A month has gone by since the last earnings report for Fiserv (FI). Shares have lost about 4.9% in that time frame, outperforming the S&P 500.
Will the recent negative trend continue leading up to its next earnings release, or is Fiserv due for a breakout? Before we dive into how investors and analysts have reacted as of late, let's take a quick look at its most recent earnings report in order to get a better handle on the important catalysts.
Fiserv has reported mixed fourth-quarter 2024 results, wherein earnings beat the Zacks Consensus Estimate, while revenues missed the mark.

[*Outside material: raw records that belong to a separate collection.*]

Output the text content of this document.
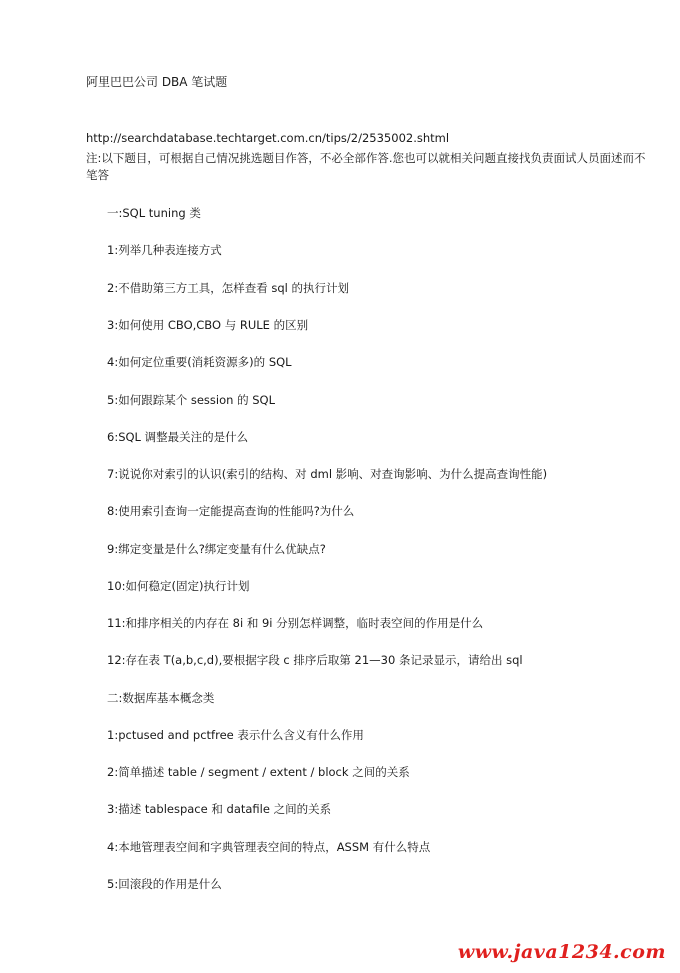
阿里巴巴公司 DBA 笔试题
http://searchdatabase.techtarget.com.cn/tips/2/2535002.shtml
注:以下题目，可根据自己情况挑选题目作答，不必全部作答.您也可以就相关问题直接找负责面试人员面述而不笔答
一:SQL tuning 类
1:列举几种表连接方式
2:不借助第三方工具，怎样查看 sql 的执行计划
3:如何使用 CBO,CBO 与 RULE 的区别
4:如何定位重要(消耗资源多)的 SQL
5:如何跟踪某个 session 的 SQL
6:SQL 调整最关注的是什么
7:说说你对索引的认识(索引的结构、对 dml 影响、对查询影响、为什么提高查询性能)
8:使用索引查询一定能提高查询的性能吗?为什么
9:绑定变量是什么?绑定变量有什么优缺点?
10:如何稳定(固定)执行计划
11:和排序相关的内存在 8i 和 9i 分别怎样调整，临时表空间的作用是什么
12:存在表 T(a,b,c,d),要根据字段 c 排序后取第 21—30 条记录显示，请给出 sql
二:数据库基本概念类
1:pctused and pctfree 表示什么含义有什么作用
2:简单描述 table / segment / extent / block 之间的关系
3:描述 tablespace 和 datafile 之间的关系
4:本地管理表空间和字典管理表空间的特点，ASSM 有什么特点
5:回滚段的作用是什么
www.java1234.com
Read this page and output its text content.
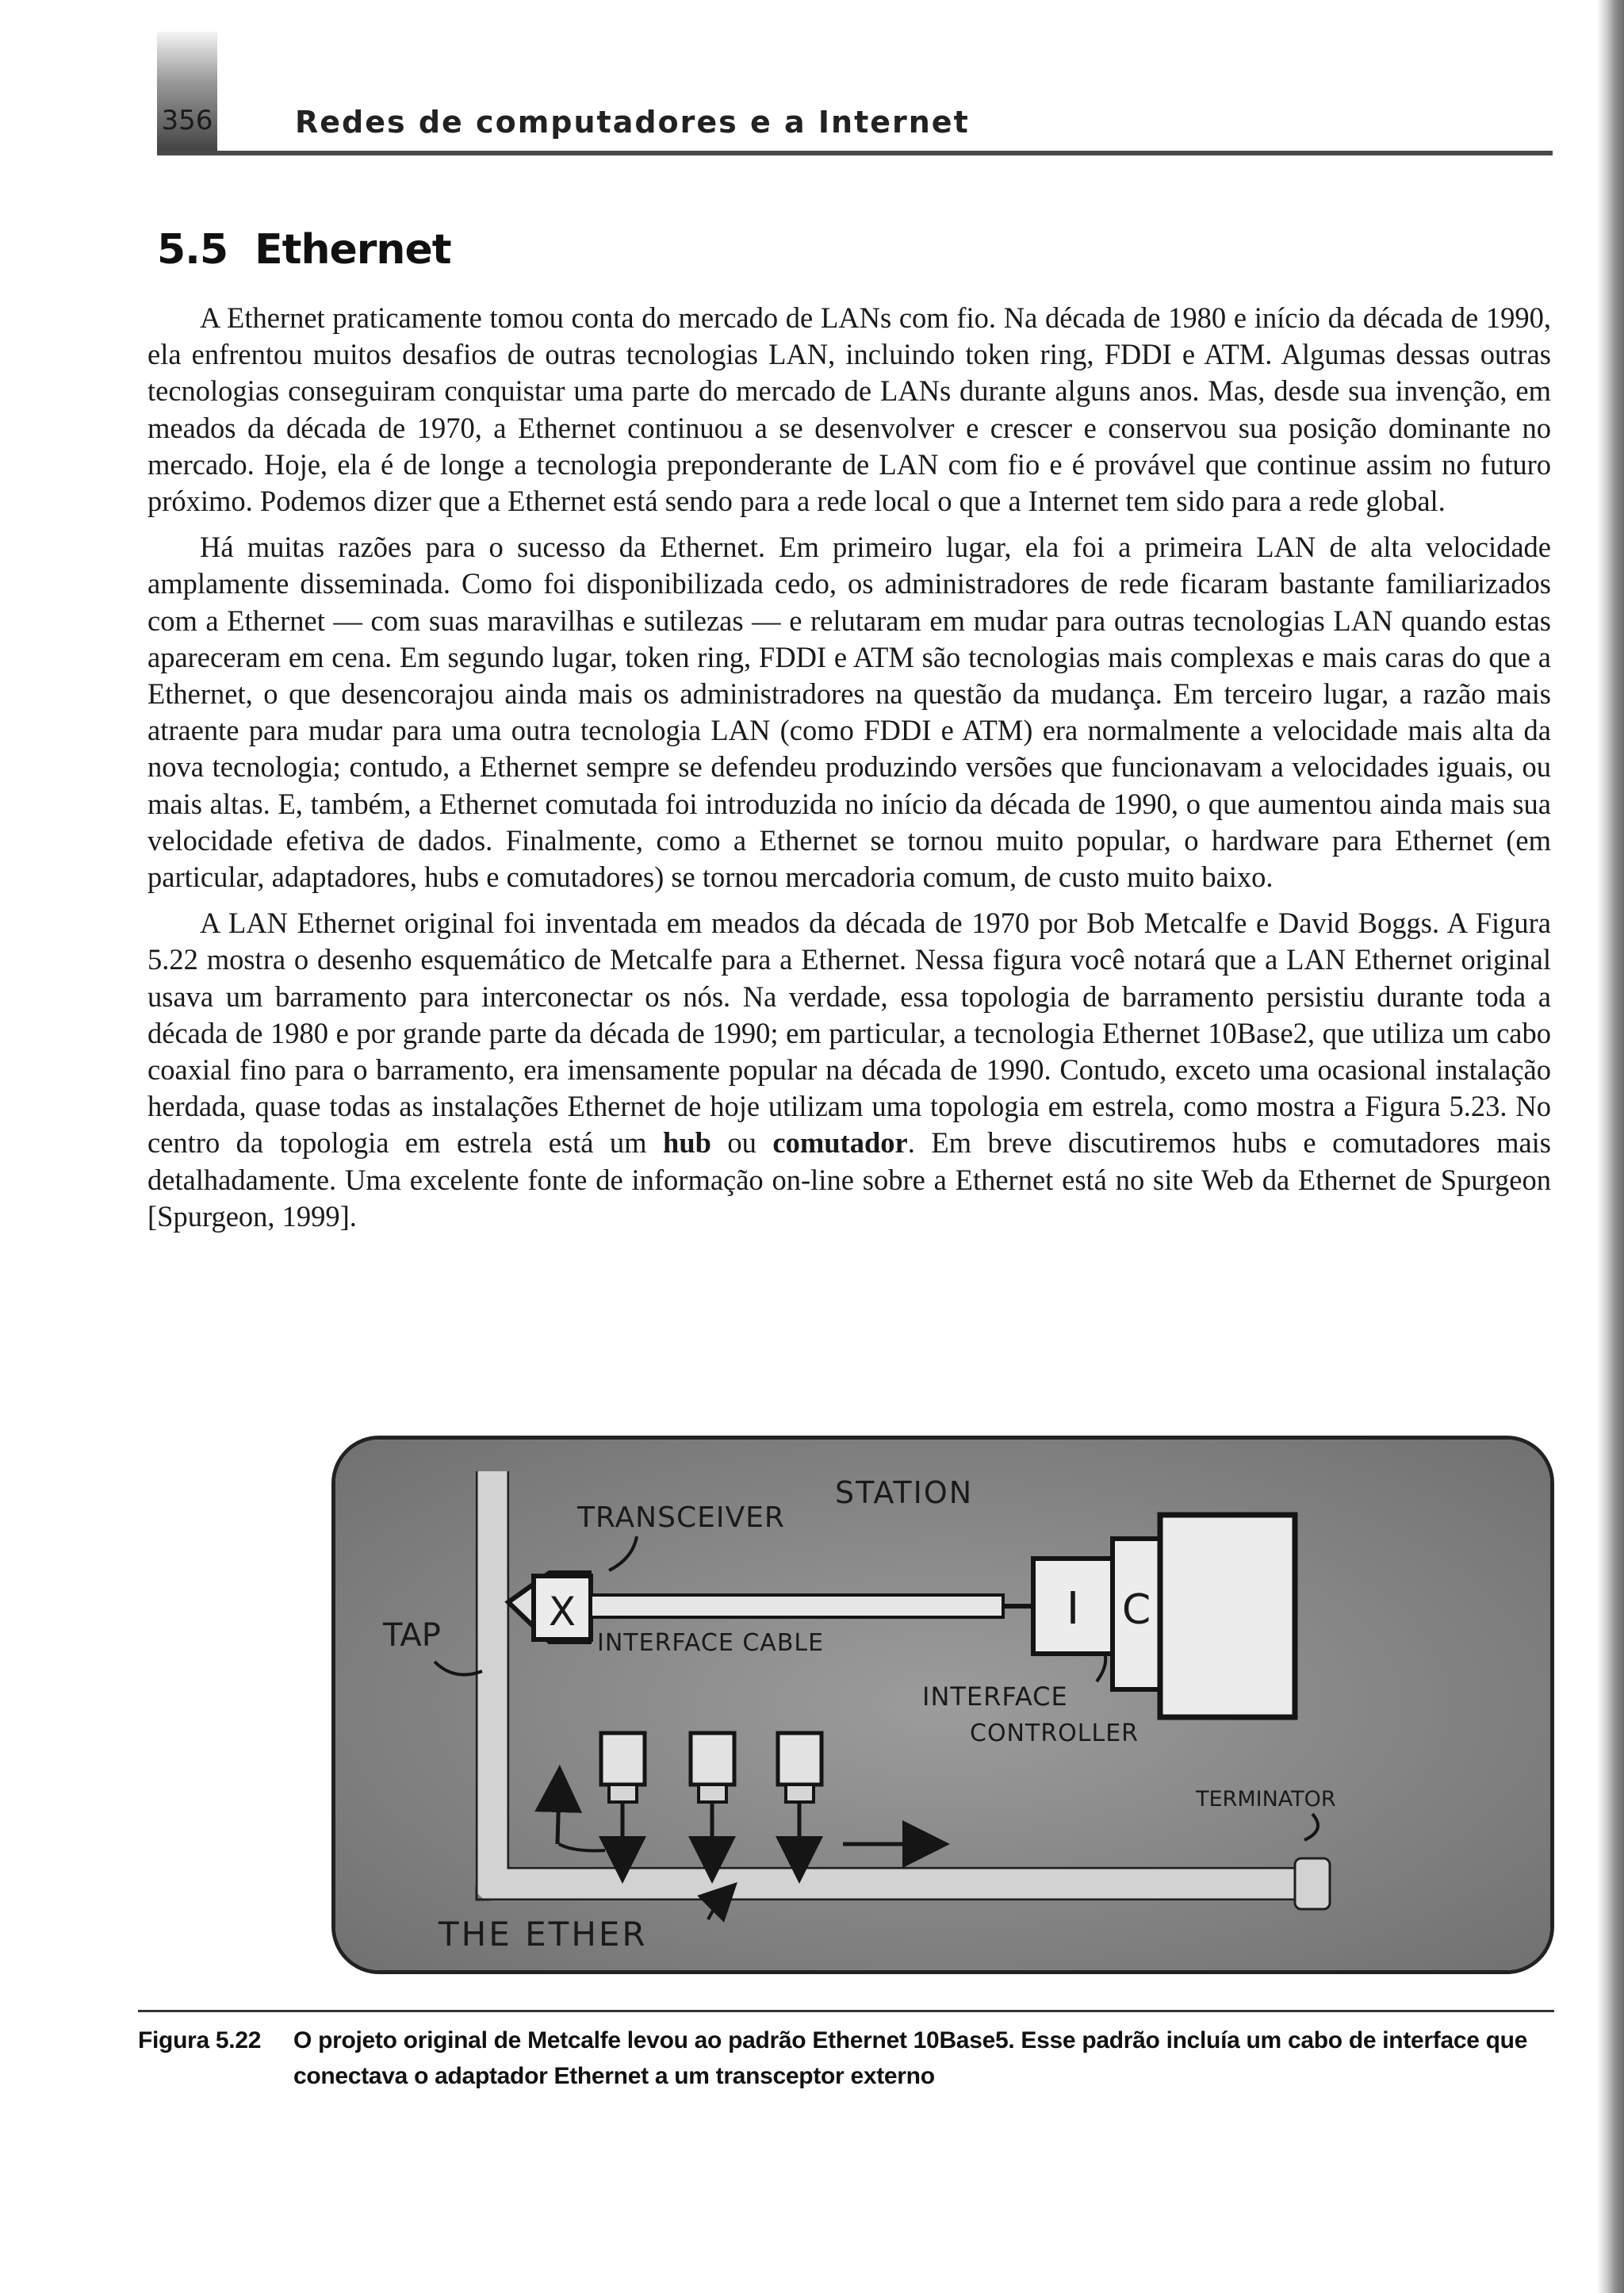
356	Redes de computadores e a Internet
5.5 Ethernet

A Ethernet praticamente tomou conta do mercado de LANs com fio. Na década de 1980 e início da década de 1990, ela enfrentou muitos desafios de outras tecnologias LAN, incluindo token ring, FDDI e ATM. Algumas dessas outras tecnologias conseguiram conquistar uma parte do mercado de LANs durante alguns anos. Mas, desde sua invenção, em meados da década de 1970, a Ethernet continuou a se desenvolver e crescer e conservou sua posição dominante no mercado. Hoje, ela é de longe a tecnologia preponderante de LAN com fio e é provável que continue assim no futuro próximo. Podemos dizer que a Ethernet está sendo para a rede local o que a Internet tem sido para a rede global.

Há muitas razões para o sucesso da Ethernet. Em primeiro lugar, ela foi a primeira LAN de alta velocidade amplamente disseminada. Como foi disponibilizada cedo, os administradores de rede ficaram bastante familiarizados com a Ethernet — com suas maravilhas e sutilezas — e relutaram em mudar para outras tecnologias LAN quando estas apareceram em cena. Em segundo lugar, token ring, FDDI e ATM são tecnologias mais complexas e mais caras do que a Ethernet, o que desencorajou ainda mais os administradores na questão da mudança. Em terceiro lugar, a razão mais atraente para mudar para uma outra tecnologia LAN (como FDDI e ATM) era normalmente a velocidade mais alta da nova tecnologia; contudo, a Ethernet sempre se defendeu produzindo versões que funcionavam a velocidades iguais, ou mais altas. E, também, a Ethernet comutada foi introduzida no início da década de 1990, o que aumentou ainda mais sua velocidade efetiva de dados. Finalmente, como a Ethernet se tornou muito popular, o hardware para Ethernet (em particular, adaptadores, hubs e comutadores) se tornou mercadoria comum, de custo muito baixo.

A LAN Ethernet original foi inventada em meados da década de 1970 por Bob Metcalfe e David Boggs. A Figura 5.22 mostra o desenho esquemático de Metcalfe para a Ethernet. Nessa figura você notará que a LAN Ethernet original usava um barramento para interconectar os nós. Na verdade, essa topologia de barramento persistiu durante toda a década de 1980 e por grande parte da década de 1990; em particular, a tecnologia Ethernet 10Base2, que utiliza um cabo coaxial fino para o barramento, era imensamente popular na década de 1990. Contudo, exceto uma ocasional instalação herdada, quase todas as instalações Ethernet de hoje utilizam uma topologia em estrela, como mostra a Figura 5.23. No centro da topologia em estrela está um hub ou comutador. Em breve discutiremos hubs e comutadores mais detalhadamente. Uma excelente fonte de informação on-line sobre a Ethernet está no site Web da Ethernet de Spurgeon [Spurgeon, 1999].

X	I C
TRANSCEIVER
STATION
TAP	INTERFACE CABLE
INTERFACE
CONTROLLER
TERMINATOR
THE ETHER
Figura 5.22	O projeto original de Metcalfe levou ao padrão Ethernet 10Base5. Esse padrão incluía um cabo de interface que conectava o adaptador Ethernet a um transceptor externo
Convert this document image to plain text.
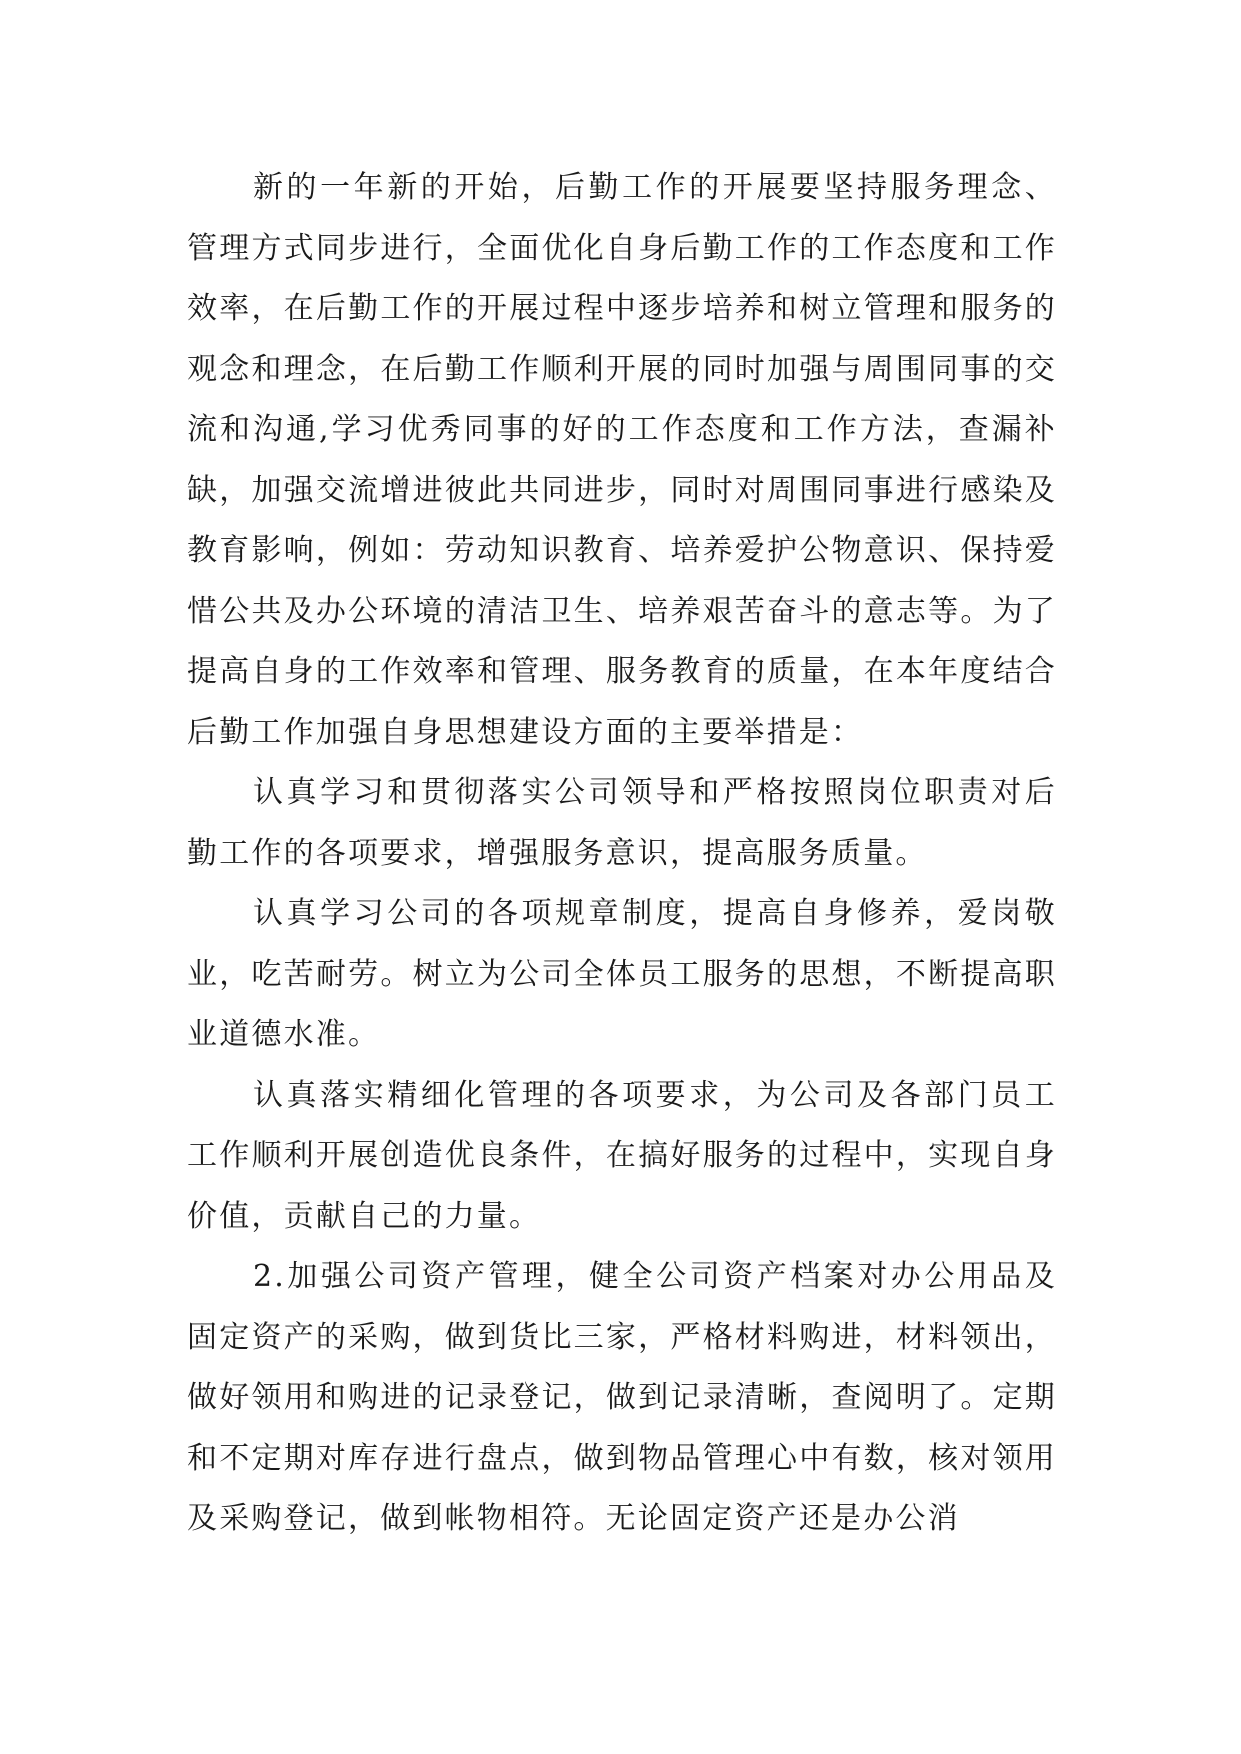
新的一年新的开始，后勤工作的开展要坚持服务理念、管理方式同步进行，全面优化自身后勤工作的工作态度和工作效率，在后勤工作的开展过程中逐步培养和树立管理和服务的观念和理念，在后勤工作顺利开展的同时加强与周围同事的交流和沟通,学习优秀同事的好的工作态度和工作方法，查漏补缺，加强交流增进彼此共同进步，同时对周围同事进行感染及教育影响，例如：劳动知识教育、培养爱护公物意识、保持爱惜公共及办公环境的清洁卫生、培养艰苦奋斗的意志等。为了提高自身的工作效率和管理、服务教育的质量，在本年度结合后勤工作加强自身思想建设方面的主要举措是：

认真学习和贯彻落实公司领导和严格按照岗位职责对后勤工作的各项要求，增强服务意识，提高服务质量。

认真学习公司的各项规章制度，提高自身修养，爱岗敬业，吃苦耐劳。树立为公司全体员工服务的思想，不断提高职业道德水准。

认真落实精细化管理的各项要求，为公司及各部门员工工作顺利开展创造优良条件，在搞好服务的过程中，实现自身价值，贡献自己的力量。

2.加强公司资产管理，健全公司资产档案对办公用品及固定资产的采购，做到货比三家，严格材料购进，材料领出，做好领用和购进的记录登记，做到记录清晰，查阅明了。定期和不定期对库存进行盘点，做到物品管理心中有数，核对领用及采购登记，做到帐物相符。无论固定资产还是办公消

FI’s adjusted earnings per share of $2.51 beat the consensus mark by 1.2% and gained 14.6% year over year. Adjusted revenues of $4.9 billion missed the consensus estimate by 1.1% and declined marginally on a year-over-year basis.
Processing and services’ revenues of $4.3 billion increased 5.8% on a year-over-year basis and beat our estimate of $4.2 billion. Revenues in the Product segment were $991 million, rising 11.1% from the year-ago quarter’s actual and outpacing our estimate of $961.4 million.
Revenues from Merchant Acceptance were $2.5 billion, rising 10.5% year over year and beating our estimate of $2.2 billion. The Financial Solutions segment reported revenues of $2.4 billion, marking a 3% increase from the year-ago quarter and missing our projection of $2.7 billion.
The operating margin for the Merchant acceptance segment was 39.2%, up 150 basis points (bps) on a year-over-year basis. The adjusted operating margin for the Financial Solutions segment was 51.7%, increasing 330 bps from the year-ago quarter.
Fiserv exited the fourth quarter of 2024 with cash and cash equivalents of $1.2 billion, unchanged from the third quarter of 2024. The long-term debt was $23.7 billion in the fourth quarter of 2024 compared with $24.1 billion in the preceding quarter.
FI generated $2.2 million in net cash from operating activities, whereas its free cash flow was $1.9 billion. Capital expenditure was $399 million. The company repurchased 6.1 million shares for $1.3 billion in the quarter.
The company has its 2025 guidance for adjusted earnings per share to $10.1-$10.3.
Fiserv expects its year-over-year earnings growth guidance to 15-17%. FI anticipates its year-over-year organic revenue growth guidance to be 16-17%.
In the past month, investors have witnessed a downward trend in estimates review.
Currently, Fiserv has an average Growth Score of C, a grade with the same score on the momentum front. Following the exact same course, the stock was allocated a grade of C on the value side, putting it in the middle 20% for this investment strategy.
Overall, the stock has an aggregate VGM Score of B. If you aren't focused on one strategy, this score is the one you should be interested in.
Estimates have been broadly trending downward for the stock, and the magnitude of these revisions indicates a downward shift. Notably, Fiserv has a Zacks Rank #3 (Hold). We expect an in-line return from the stock in the next few months.